The initial steps of HR following a DSB are DNA strand invasion of a homologous sequence, followed by extension of heteroduplex DNA by DNA polymerases (Li and Heyer 2008). DNA strand invasion is mediated by the eukaryotic recombinase Rad51 in conjunction with other cofactors including the breast cancer tumor suppressor protein BRCA2 (Sung 1994; Wooster et al. 1995; Sharan et al. 1997; Chen et al. 1998; Marmorstein et al. 1998). Following strand invasion, recent evidence has suggested the translesion polymerase, Pol η, can extend heteroduplex DNA in vitro and in vivo (Kawamoto et al. 2005; McIlwraith et al. 2005). Surprisingly, Pol δ was shown not to extend heteroduplex DNA in vitro despite extensive genetic evidence supporting a role in HR (Giot et al. 1997; Maloisel et al. 2008). In addition, it has been proposed that Pol η and Pol δ are not the only DNA polymerases that can extend heteroduplex DNA (Rattray and Strathern 2005). Recently the low-fidelity translesion polymerase Pol ζ, composed of the REV3/REV7 heterodimer, was shown to be involved in DSB repair associated mutagenesis (Rattray et al. 2002) and extension of 3’ oligonucleotides with or without a mismatch (Yuan et al. 2000; Guo et al. 2001). Pol ζ was first discovered in 1971 (Lemontt 1971) and latter found to be a B-family DNA polymerase (Morrison et al. 1989; Nelson et al. 1996), which is highly conserved in many eukaryotes (Zhu and Zhang 2003). Although the precise role of Pol ζ in DSB repair remains unclear, more evidence is suggesting a role for Pol ζ in genome stability and possibly as a tumor suppressor (Brondello et al. 2008). Loss of the catalytic subunit of pol ζ, REV3, in mice leads to embryonic lethality with the cells showing an increase in DSBs and chromosome aberrations suggesting a critical role in genome stability during development (Bemark et al. 2000; Esposito et al. 2000; Wittschieben et al. 2000; Van Sloun et al. 2002).
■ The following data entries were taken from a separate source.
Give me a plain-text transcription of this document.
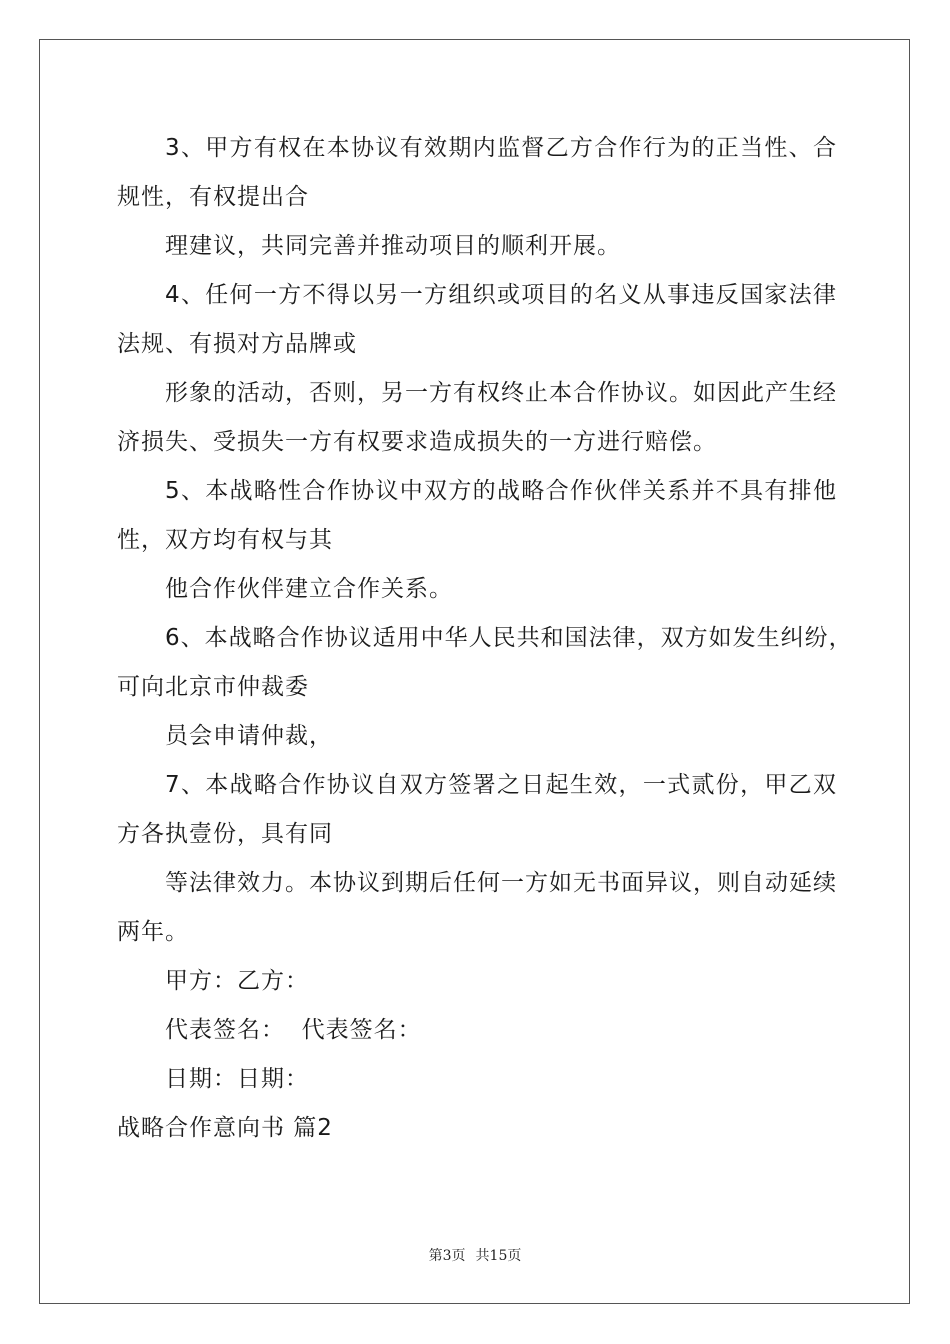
3、甲方有权在本协议有效期内监督乙方合作行为的正当性、合
规性，有权提出合
理建议，共同完善并推动项目的顺利开展。
4、任何一方不得以另一方组织或项目的名义从事违反国家法律
法规、有损对方品牌或
形象的活动，否则，另一方有权终止本合作协议。如因此产生经
济损失、受损失一方有权要求造成损失的一方进行赔偿。
5、本战略性合作协议中双方的战略合作伙伴关系并不具有排他
性，双方均有权与其
他合作伙伴建立合作关系。
6、本战略合作协议适用中华人民共和国法律，双方如发生纠纷，
可向北京市仲裁委
员会申请仲裁，
7、本战略合作协议自双方签署之日起生效，一式贰份，甲乙双
方各执壹份，具有同
等法律效力。本协议到期后任何一方如无书面异议，则自动延续
两年。
甲方：乙方：
代表签名：  代表签名：
日期：日期：
战略合作意向书 篇2
第3页 共15页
Cells that lack REV3 are sensitive to DNA damaging agents such as UV and IR, have reduced gene targeting that signals a decrease in HR, increased genome instability, increased translocations and are synthetically lethal with mutants in the RAD54 HR protein (Sakamoto et al. 2003; Sonoda et al. 2003; Lin et al. 2006; Wittschieben et al. 2006). Taken together these results suggest an intimate link between RAD51/BRCA2 HR and the polymerase function of Pol ζ.